CRONACA
Sparatoria davanti Palazzo Chigi: si chiama Luigi Preiti lo sparatore disoccupato. Voleva uccidere
Si delineano i contorni della sparatoria che ha funestato la cerimonia di insediamento del governo Letta. Lo sparatore guidato dalla disperazione per aver perso il lavoro

ROMA - Dopo li panico seguito alla sparatoria nella piazza antistante a Palazzo Chigi, trapelano alcuni particolari sull'uomo che ha aperto il fuoco. Si tratta di Luigi Preiti, 49enne di origini calabresi e residente ad Alessandria. Il neo ministro degli interni Angelino Alfano ha parlato del "tragico gesto di un disoccupato, che voleva suicidarsi". Preti ha sparato con una Beretta con la matricola abrasa. Secondo fonti investigative l'uomo aveva annunciato ad alcune perdsone vicine l'intenzione di fare un "gesto eclatante", la scorsa notte ha dormito a Roma, e, i primi rilievi balistici, indicano che abbia sparato ad altezza uomo, dunque per uccidere.

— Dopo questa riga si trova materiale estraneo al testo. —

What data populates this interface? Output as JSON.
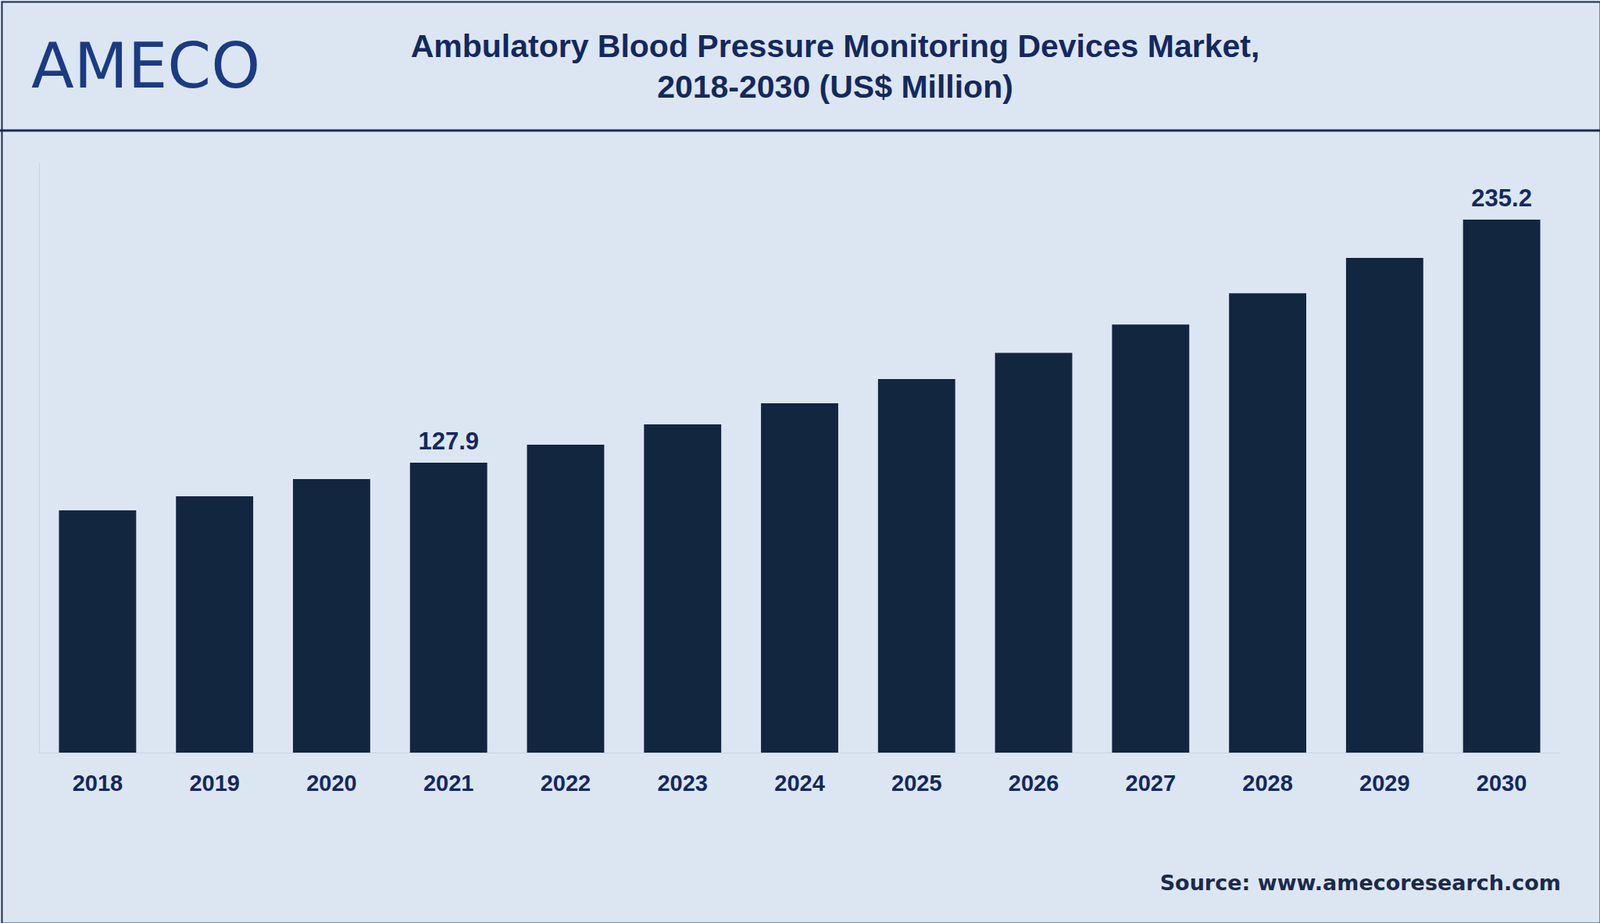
{
  "chart_data": {
    "type": "bar",
    "title": "Ambulatory Blood Pressure Monitoring Devices Market,\n2018-2030 (US$ Million)",
    "logo": "AMECO",
    "source": "Source: www.amecoresearch.com",
    "categories": [
      "2018",
      "2019",
      "2020",
      "2021",
      "2022",
      "2023",
      "2024",
      "2025",
      "2026",
      "2027",
      "2028",
      "2029",
      "2030"
    ],
    "values": [
      106.9,
      113.1,
      120.7,
      127.9,
      135.9,
      144.8,
      154.1,
      164.8,
      176.4,
      188.9,
      202.7,
      218.3,
      235.2
    ],
    "value_labels": [
      null,
      null,
      null,
      "127.9",
      null,
      null,
      null,
      null,
      null,
      null,
      null,
      null,
      "235.2"
    ],
    "data_labels": true,
    "color": "#13263f",
    "ylim": [
      0,
      260
    ],
    "grid": false,
    "tick_labels": "x"
  }
}
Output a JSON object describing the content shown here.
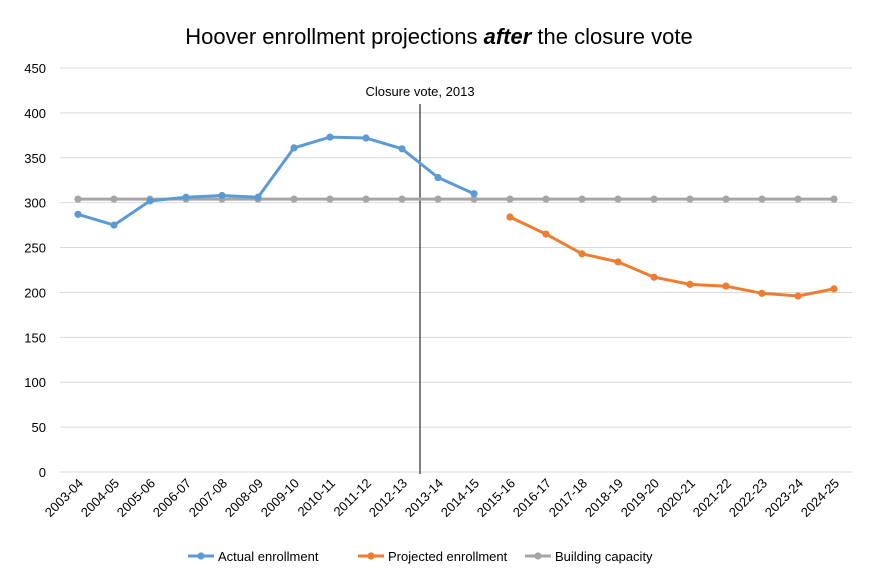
{
  "chart_data": {
    "type": "line",
    "title": {
      "before": "Hoover enrollment projections ",
      "emphasis": "after",
      "after": " the closure vote"
    },
    "xlabel": "",
    "ylabel": "",
    "ylim": [
      0,
      450
    ],
    "yticks": [
      0,
      50,
      100,
      150,
      200,
      250,
      300,
      350,
      400,
      450
    ],
    "grid": true,
    "legend_position": "bottom",
    "categories": [
      "2003-04",
      "2004-05",
      "2005-06",
      "2006-07",
      "2007-08",
      "2008-09",
      "2009-10",
      "2010-11",
      "2011-12",
      "2012-13",
      "2013-14",
      "2014-15",
      "2015-16",
      "2016-17",
      "2017-18",
      "2018-19",
      "2019-20",
      "2020-21",
      "2021-22",
      "2022-23",
      "2023-24",
      "2024-25"
    ],
    "series": [
      {
        "name": "Actual enrollment",
        "color": "#5B9BD5",
        "values": [
          287,
          275,
          302,
          306,
          308,
          306,
          361,
          373,
          372,
          360,
          328,
          310,
          null,
          null,
          null,
          null,
          null,
          null,
          null,
          null,
          null,
          null
        ]
      },
      {
        "name": "Projected enrollment",
        "color": "#ED7D31",
        "values": [
          null,
          null,
          null,
          null,
          null,
          null,
          null,
          null,
          null,
          null,
          null,
          null,
          284,
          265,
          243,
          234,
          217,
          209,
          207,
          199,
          196,
          204
        ]
      },
      {
        "name": "Building capacity",
        "color": "#A5A5A5",
        "values": [
          304,
          304,
          304,
          304,
          304,
          304,
          304,
          304,
          304,
          304,
          304,
          304,
          304,
          304,
          304,
          304,
          304,
          304,
          304,
          304,
          304,
          304
        ]
      }
    ],
    "annotations": [
      {
        "text": "Closure vote, 2013",
        "x_between": [
          "2012-13",
          "2013-14"
        ],
        "type": "vertical-line"
      }
    ]
  }
}
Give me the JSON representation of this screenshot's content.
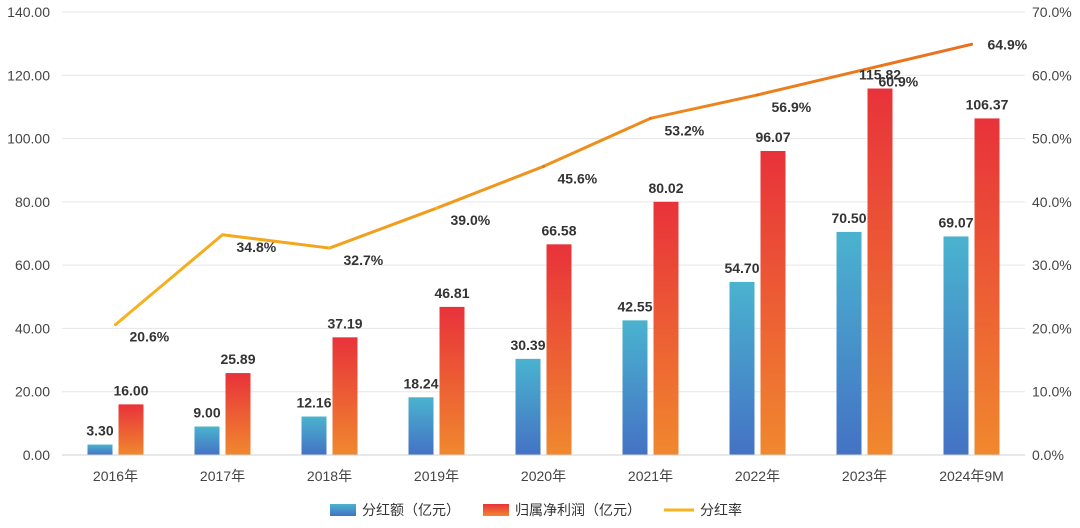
{
  "chart_data": {
    "type": "bar+line",
    "categories": [
      "2016年",
      "2017年",
      "2018年",
      "2019年",
      "2020年",
      "2021年",
      "2022年",
      "2023年",
      "2024年9M"
    ],
    "series": [
      {
        "name": "分红额（亿元）",
        "type": "bar",
        "axis": "left",
        "values": [
          3.3,
          9.0,
          12.16,
          18.24,
          30.39,
          42.55,
          54.7,
          70.5,
          69.07
        ],
        "labels": [
          "3.30",
          "9.00",
          "12.16",
          "18.24",
          "30.39",
          "42.55",
          "54.70",
          "70.50",
          "69.07"
        ],
        "color_top": "#4AB3CF",
        "color_bottom": "#4472C4"
      },
      {
        "name": "归属净利润（亿元）",
        "type": "bar",
        "axis": "left",
        "values": [
          16.0,
          25.89,
          37.19,
          46.81,
          66.58,
          80.02,
          96.07,
          115.82,
          106.37
        ],
        "labels": [
          "16.00",
          "25.89",
          "37.19",
          "46.81",
          "66.58",
          "80.02",
          "96.07",
          "115.82",
          "106.37"
        ],
        "color_top": "#E8323A",
        "color_bottom": "#F0882E"
      },
      {
        "name": "分红率",
        "type": "line",
        "axis": "right",
        "values": [
          20.6,
          34.8,
          32.7,
          39.0,
          45.6,
          53.2,
          56.9,
          60.9,
          64.9
        ],
        "labels": [
          "20.6%",
          "34.8%",
          "32.7%",
          "39.0%",
          "45.6%",
          "53.2%",
          "56.9%",
          "60.9%",
          "64.9%"
        ],
        "color_start": "#F5B41E",
        "color_end": "#E8701E"
      }
    ],
    "y_left": {
      "range": [
        0,
        140
      ],
      "ticks": [
        0,
        20,
        40,
        60,
        80,
        100,
        120,
        140
      ],
      "tick_labels": [
        "0.00",
        "20.00",
        "40.00",
        "60.00",
        "80.00",
        "100.00",
        "120.00",
        "140.00"
      ]
    },
    "y_right": {
      "range": [
        0,
        70
      ],
      "ticks": [
        0,
        10,
        20,
        30,
        40,
        50,
        60,
        70
      ],
      "tick_labels": [
        "0.0%",
        "10.0%",
        "20.0%",
        "30.0%",
        "40.0%",
        "50.0%",
        "60.0%",
        "70.0%"
      ]
    },
    "grid": true,
    "legend_position": "bottom"
  }
}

L'attentatore ha ferito due carabinieri, uno alla gola l'atro a una gamba, ma - contrariamente a quanto era emerso in un primo tempo - i due militari non sarebbero in pericolo di morte. Ferita lievemente da un proiettile - probabilemente di rimbalzo - anche una donna incinta. 

Stando alle testimoninaze raccolte, Preiti (vestito con giacca e cravatta) ha attraversato la piazza avvicinandosi a Palazzo Chigi e prima di esplodere sei colpi avrebbe gridato alle forze dell'ordine "sparatemi! sparatemi!". 

Intanto ha parlato il fratello dello sparatore: "Non soffre di problemi psichici. Ieri era regolarmente al alvoro ed era lucido e  intraprendente. Qualche mese fa ha perso il lavoro e si è seprato dalla moglie. Da quando ha perso il lavoro è tornato dai nostri genitori in Calabria. Sono sconvolto" ha dichiarato il fratello. 

Parole incredule anche dell'ex moglie di Preti, Ivana: "Sono sconvolta, non riesco ancora a credere che lo abbia fatto". 

Le reazioni del mondo politico

Dal mondo politico arrivano le condanne del gesto. Il presidente del senato Grasso ha dichiarato: "Non dobbiamo farci impressionare dal clima di tensione, dobbiamo reagire con i fatti". Il sindaco di centrodestra di Roma Alemanno: "Quando per mesi si inveisce contro il palazzo prima o poi un pazzo salta fuori". Fanno eco al sindaco il deputato del PDL Gasparri e di Fratelli d'Italia La Russa che si scagliano contro chi nei giorni scorsi ha usato la piazza per manifestazioni di dissenso, come il Movimento 5 Stelle, dichiarando che "chi semina vento raccoglie tempesta".

Beppe Grillo dal suo blog ha dichiarato: "Ci discostiamo da quest'onda che speriamo finisca li perché il nostro movimento non è assolutamente violento". Ai portavoce Crimi e Lombardi è affidata la presa di posizione del Movimento 5 Stelle: "A nome di tutti i parlamentari del Movimento 5 Stelle esprimiamo la nostra ferma condanna per il folle gesto di violenza perpetrato poco fa davanti a Palazzo Chigi ed esprimiamo tutta la nostra solidarietà umana e civile ai tre Carabinieri in servizio ed al passante feriti. La democrazia non accetta violenza".

La preoccupazione del Partito Democratico è espressa da Emanuele Fiano: "Con la sparatoria di pochi minuti fa di fronte a Palazzo Chigi, in contemporanea con il giuramento del nuovo governo, siamo di fronte ad un atto gravissimo e preoccupante. Tutte le forze politiche, a prescindere dalla legittime contrapposizioni, devono insieme adoperarsi per abbassare i livelli di tensione che la crisi economica, sociale e istituzionale ha già alimentato. Auspichiamo che le forze dell'ordine riescano, nei tempi più brevi, a chiarire origini e motivazioni di ciò che è accaduto e dal Pd, la nostra massima vicinanza e solidarietà va ai carabinieri rimasti feriti nella sparatoria".